Investors generally are pricing in Armageddon for the satellite TV operator.
COMMENT:
Sky Network Television is arguably a textbook lesson of the perils that can befall a company when it rests on its laurels, treating customers and the threat of disruptive competitors, with complacency.
This has effectively conspired to see the shares lose around 80 per cent of their value sincethe highs in 2014. Over the same period the NZ50 has almost doubled.
A consistent under performer over the past five years, it is no surprise that few in the investment community are prepared to back a revival in Sky's fortunes. This is also as 'Herds' tend to seek safety in numbers, and it is far easier a thing to back any number of market darlings.
I myself admit to being in the bear camp on Sky TV for many years, a view reinforced by my own personal experience with its customer service, or lack thereof. However, and while the share price would say otherwise in 2019 (down 35 per cent year to date), there are signs that the winds of change are blowing the right way.
I caught up with the still relatively new CEO Martin Stewart recently, and explained how we regularly seek out unloved stocks, which most of the market 'hates' but where there are legitimate grounds for a revival, and often in situations where new management have come on board. "You mean companies like us" he quipped.
His openness was refreshing, as was his commitment to improve relations with customers, investors, suppliers, and staff. Stewart has been quick to appreciate where the company has failed, and while wanting to reinstall Sky as the 'home' of sport, contrary to media reports, his first question was not 'who lost the Rugby World Cup rights?'
Rome wasn't built in a day, and neither will Sky be 'refashioned' in one, but there is clearly the commitment to do so. And the fact the company boasts one of the highest market penetration rates (43 per cent, with 750,000 paying customers) of any satellite provider globally means that it is not starting at ground zero.
The disruption that Sky has faced from the likes of Netflix, Amazon, and Lightbox is obvious, but subscriber churn is slowing down, and thanks to a number of long overdue initiatives by new management.
Moving to a more flexibly pricing structure was an important step, as was the likes of dropping the HD fee. The recent decision to abandon the Rugby channel also suggests that management has optimisation (and potentially a rebranding) of its product offering in mind.
Nonetheless a high penetration rate (and still unrivalled offering in live sports) means that Sky can maintain a relatively strong average revenue per user (around $75 at last count).

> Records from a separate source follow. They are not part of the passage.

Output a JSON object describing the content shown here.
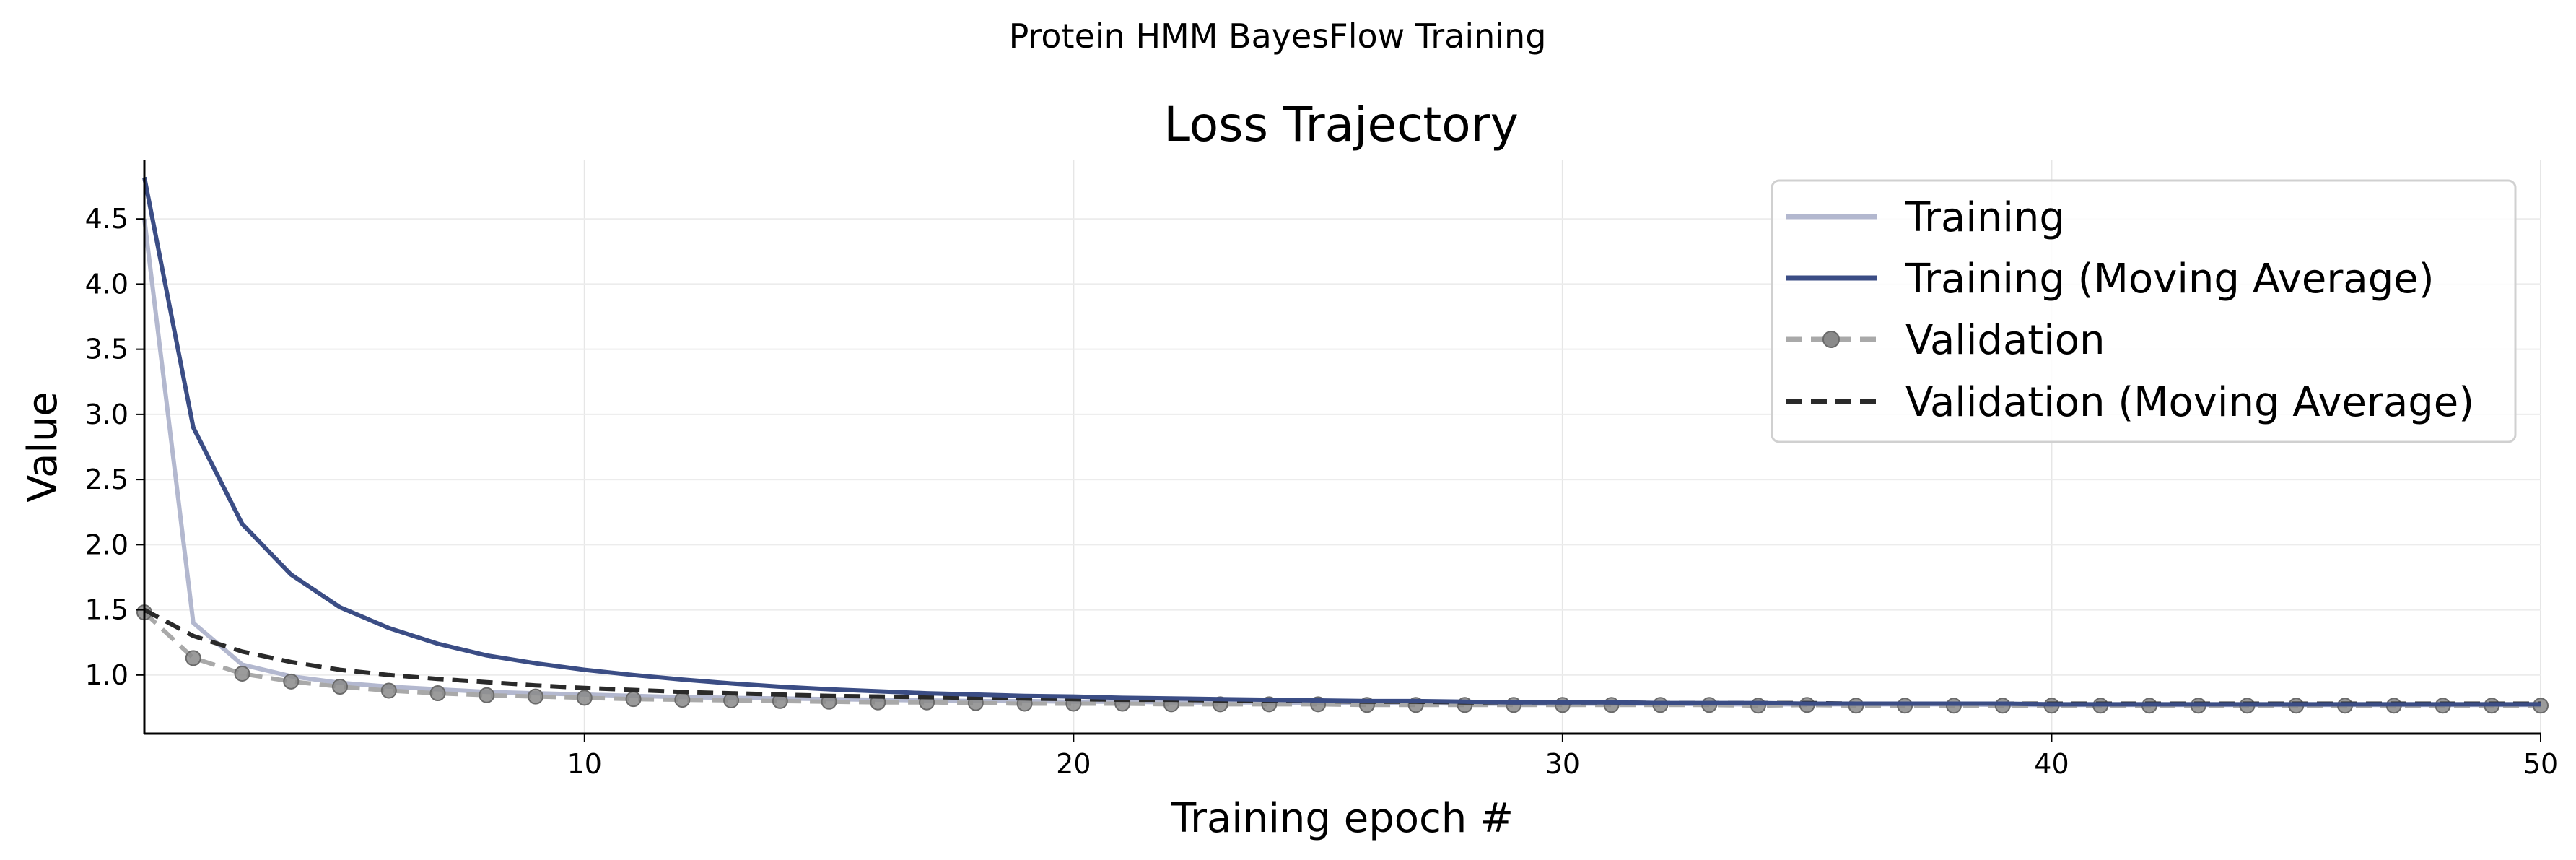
{
  "chart_data": {
    "type": "line",
    "suptitle": "Protein HMM BayesFlow Training",
    "title": "Loss Trajectory",
    "xlabel": "Training epoch #",
    "ylabel": "Value",
    "xlim": [
      1,
      50
    ],
    "ylim": [
      0.55,
      4.95
    ],
    "xticks": [
      10,
      20,
      30,
      40,
      50
    ],
    "yticks": [
      1.0,
      1.5,
      2.0,
      2.5,
      3.0,
      3.5,
      4.0,
      4.5
    ],
    "grid": true,
    "legend_position": "top-right",
    "x": [
      1,
      2,
      3,
      4,
      5,
      6,
      7,
      8,
      9,
      10,
      11,
      12,
      13,
      14,
      15,
      16,
      17,
      18,
      19,
      20,
      21,
      22,
      23,
      24,
      25,
      26,
      27,
      28,
      29,
      30,
      31,
      32,
      33,
      34,
      35,
      36,
      37,
      38,
      39,
      40,
      41,
      42,
      43,
      44,
      45,
      46,
      47,
      48,
      49,
      50
    ],
    "series": [
      {
        "name": "Training",
        "color": "#b3b8cf",
        "style": "solid",
        "values": [
          4.5,
          1.4,
          1.08,
          0.99,
          0.94,
          0.91,
          0.89,
          0.87,
          0.86,
          0.85,
          0.84,
          0.83,
          0.825,
          0.82,
          0.815,
          0.81,
          0.805,
          0.8,
          0.8,
          0.795,
          0.795,
          0.79,
          0.79,
          0.79,
          0.785,
          0.785,
          0.785,
          0.78,
          0.78,
          0.78,
          0.78,
          0.78,
          0.775,
          0.775,
          0.775,
          0.775,
          0.775,
          0.775,
          0.77,
          0.77,
          0.77,
          0.77,
          0.77,
          0.77,
          0.77,
          0.77,
          0.77,
          0.77,
          0.77,
          0.77
        ]
      },
      {
        "name": "Training (Moving Average)",
        "color": "#3b4d85",
        "style": "solid",
        "values": [
          4.82,
          2.9,
          2.16,
          1.77,
          1.52,
          1.36,
          1.24,
          1.15,
          1.09,
          1.04,
          1.0,
          0.965,
          0.935,
          0.91,
          0.89,
          0.875,
          0.86,
          0.85,
          0.84,
          0.835,
          0.825,
          0.82,
          0.815,
          0.81,
          0.805,
          0.8,
          0.8,
          0.795,
          0.79,
          0.79,
          0.79,
          0.785,
          0.785,
          0.785,
          0.78,
          0.78,
          0.78,
          0.78,
          0.78,
          0.775,
          0.775,
          0.775,
          0.775,
          0.775,
          0.775,
          0.775,
          0.775,
          0.775,
          0.775,
          0.775
        ]
      },
      {
        "name": "Validation",
        "color": "#a9a9a9",
        "style": "dashed-marker",
        "values": [
          1.48,
          1.13,
          1.01,
          0.95,
          0.91,
          0.88,
          0.86,
          0.845,
          0.835,
          0.825,
          0.815,
          0.81,
          0.805,
          0.8,
          0.795,
          0.79,
          0.79,
          0.785,
          0.78,
          0.78,
          0.78,
          0.775,
          0.775,
          0.775,
          0.775,
          0.77,
          0.77,
          0.77,
          0.77,
          0.77,
          0.77,
          0.77,
          0.77,
          0.765,
          0.77,
          0.765,
          0.765,
          0.765,
          0.765,
          0.765,
          0.765,
          0.765,
          0.765,
          0.765,
          0.765,
          0.765,
          0.765,
          0.765,
          0.765,
          0.765
        ]
      },
      {
        "name": "Validation (Moving Average)",
        "color": "#2a2a2a",
        "style": "dashed",
        "values": [
          1.5,
          1.3,
          1.18,
          1.1,
          1.04,
          1.0,
          0.97,
          0.945,
          0.92,
          0.9,
          0.885,
          0.87,
          0.86,
          0.85,
          0.84,
          0.835,
          0.83,
          0.825,
          0.82,
          0.815,
          0.81,
          0.81,
          0.805,
          0.8,
          0.8,
          0.795,
          0.795,
          0.79,
          0.79,
          0.79,
          0.79,
          0.785,
          0.785,
          0.785,
          0.785,
          0.78,
          0.78,
          0.78,
          0.78,
          0.78,
          0.78,
          0.78,
          0.78,
          0.78,
          0.78,
          0.78,
          0.78,
          0.78,
          0.78,
          0.78
        ]
      }
    ]
  }
}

Offering a lower price point however is also key to getting new subscribers in (or back in) the door. A noteworthy point missed by some from the last results was that 50 per cent of new Sky subscribers already have Netflix – this shows how commoditised the space has become with many subscribers having room for multiple competing offerings.
With increasing competition (and for marquee sports events in particular), rising, programming costs (now around 40 per cent of revenues), is something that management will clearly be 'watching' closely.
There is however a time and place for Sky to be a 'price chaser' and rugby rights will be up there. On that note, (and given Spark Sport's outages in recent events such as F1, hockey, rugby), a failure to properly deliver the RWC could do much to dent the success of Spark's own land grab. This however is not something Sky can rely on.
An increased move to 'digitise' should also reap rewards in our view, and although the 'dish' offering is not going anytime soon, developing an 'internet friendly' set top box will be paramount to Sky finally moving with the times. Pushing the Fan Pass app more also should prove the right call.
Many of these changes wouldn't have happened under the 'old guard' and it is refreshing that most have largely been moved on (excepting chairman Peter Macourt). Stewart has continued to build a well-heeled team around him, with the latest arrival being Blair Woodbury as CFO, who was previously involved in the spin out of Chorus from Spark,
From a valuation point of view, Sky is trading on just two times EBITDA (pegged at $230-235 million for FY19) and six times earnings (with a 10 per cent dividend yield). This suggests that investors generally are pricing in Armageddon for the satellite TV operator. But debt has been going in the right direction, and initiatives continue to ramp up to arrest the earnings attrition.
I could be wrong, but I think there is legitimate evidence that Sky has finally learnt from the misdeeds of the past and has already 'lifted its game' in many areas. Will anyone notice? We may have to wait till the full year results in August, and maybe even longer, but certainly the bar of expectation is set very, very, low.